London, England - The first results to emerge from a nationwide project to study the genetic causes of rare developmental disorders have revealed 12 causative genes that have never been identified before. The Deciphering Developmental Disorders (DDD) project, the world’s largest, nationwide genome-wide diagnostic sequencing programme, sequenced DNA and compared the clinical characteristics of over a thousand children to find the genes responsible for conditions that include intellectual disabilities and congenital heart defects, among others.
DDD, which is a collaboration between the NHS and the Wellcome Trust Sanger Institute and is funded by the Department of Health and Wellcome Trust through the Health Innovation Challenge Fund, worked with 180 clinicians from 24 regional genetics services across the UK and the Republic of Ireland to analyse all ~20,000 genes in each of 1133 children with severe disorders so rare and poorly characterised that they cannot be easily diagnosed using standard clinical tests.

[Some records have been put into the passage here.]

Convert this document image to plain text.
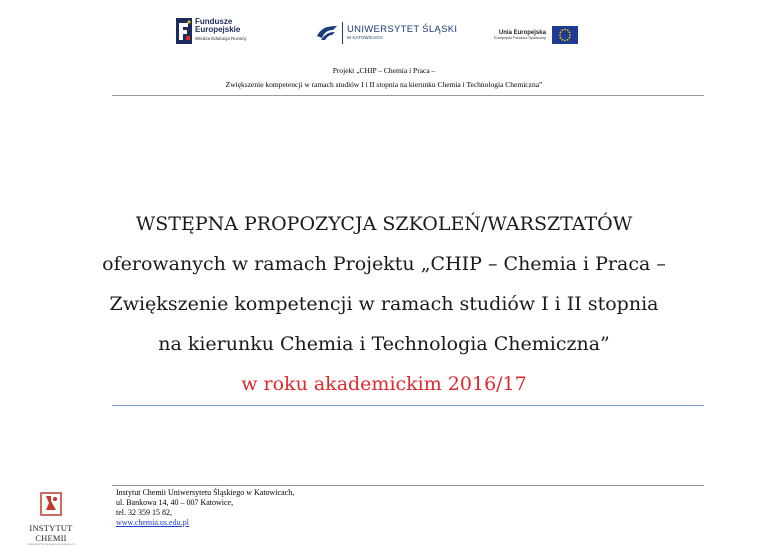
Fundusze
Europejskie
Wiedza Edukacja Rozwój
UNIWERSYTET ŚLĄSKI
W KATOWICACH
Unia Europejska
Europejski Fundusz Społeczny
Projekt „CHIP – Chemia i Praca –
Zwiększenie kompetencji w ramach studiów I i II stopnia na kierunku Chemia i Technologia Chemiczna”
WSTĘPNA PROPOZYCJA SZKOLEŃ/WARSZTATÓW
oferowanych w ramach Projektu „CHIP – Chemia i Praca –
Zwiększenie kompetencji w ramach studiów I i II stopnia
na kierunku Chemia i Technologia Chemiczna”
w roku akademickim 2016/17
INSTYTUT CHEMII
UNIWERSYTET ŚLĄSKI W KATOWICACH
Instytut Chemii Uniwersytetu Śląskiego w Katowicach,
ul. Bankowa 14, 40 – 007 Katowice,
tel. 32 359 15 82,
www.chemia.us.edu.pl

The benefits of diagnosis include improving clinical management, helping parents obtain support, informing reproductive choice and providing a molecular basis for the disorder, which is the starting point in the search for new treatments.
The DDD project works by collecting together clinical information in a database along with the genetic variants from each patient’s genome. If patients who share similar symptoms also have variants in common, it helps to narrow down the search for causative mutations across the genome. However, this can be challenging, since the chance of having a particular type of mutation can be as low as one in fifty million. DDD’s nationwide secure data-sharing network has made it possible to find and compare these incredibly rare disorders; in fact, for four of the 12 newly identified genes, identical mutations were found in two or more unrelated children living hundreds of miles apart.
“Working at enormous scale, both nationwide and genome-wide, is critical in our mission to find diagnoses for these families,” explains Dr Helen Firth, an author from the Department of Clinical Genetics at Addenbrooke's Hospital and Clinical Lead for the DDD study. “This project would not have been possible without the nationwide reach of the UK National Health Service, which has enabled us to unite a number of families who live hundreds of miles apart but whose children share equivalent mutations and very similar symptoms.”
In one example, two unrelated children, both with identical mutations in the gene PCGF2, which is involved in regulating genes important in embryo development, were found to have strikingly similar symptoms and facial features. This constitutes the discovery of a new, distinct dysmorphic syndrome.
All of the newly discovered developmental disorders were caused by new, ‘de novo’, mutations, which are present in the child but are not in their parents’ genomes. The DDD project has shown that it is critical to use, where possible, genetic data from parents, most of whom do not have a developmental disorder, to help filter out benign inherited variants and find the cause of their child’s condition.
“The DDD study has shown how combining genetic sequencing with more traditional strategies for studying patients with very similar symptoms can enable large-scale gene discovery,” says Professor Sir John Burn, Professor of Clinical Genetics at Newcastle University. “This data-set becomes more effective with each diagnosis and each newly identified gene.”
Originally, the DDD project focused on applying array technology to screen genes for deletions or duplications that cause the patient’s disorder. However, this strategy enabled researchers to find a diagnosis for only 5 per cent of patients. Improvements in sequencing technology have allowed DDD to use genome-wide ‘exome’ sequencing that searches through all protein-coding genes for all classes of genetic variants. This approach produces 100 times more data but delivers a diagnosis for 30 per cent of patients.
“The success of DDD has provided a valuable test bed for Genomics England,” says Professor Mark Caulfield, Chief Scientist for Genomics England. “This research has shown that the Government’s commitment to sequencing 100,000 genomes can produce powerful data that will make a real difference to genetic research as well as to clinical diagnostics and treatment.”
The DDD project, which started in 2010, will ultimately analyse data from 12,000 families. So far 10 per cent of the 12,000 families that will participate in the study have been analysed in detail, but already the discovery of 12 novel genetic causes of developmental disorders has increased the proportion of patients that can be diagnosed by 10 per cent.
Nonetheless, some DDD children will not be able to be diagnosed by looking at data from UK patients in isolation, and so to identify similar patients from around the world DDD is sharing limited anonymised genetic and clinical data on these undiagnosed DDD children through the DECIPHER database (https://decipher.sanger.ac.uk). Researchers hope that the project will inspire more clinical and research programmes around the world to deposit data in the DECIPHER database to pinpoint more genetic causes of developmental disorders and improve diagnostic rates internationally.
“There is a clear moral imperative for both clinical testing laboratories and research studies to share this information globally,” says Dr Matt Hurles, senior author and principal investigator on the DDD project. “DDD and DECIPHER have demonstrated that large-scale data sharing can give families the diagnoses they so urgently need; diagnoses that simply cannot be made by looking at the data in isolation.”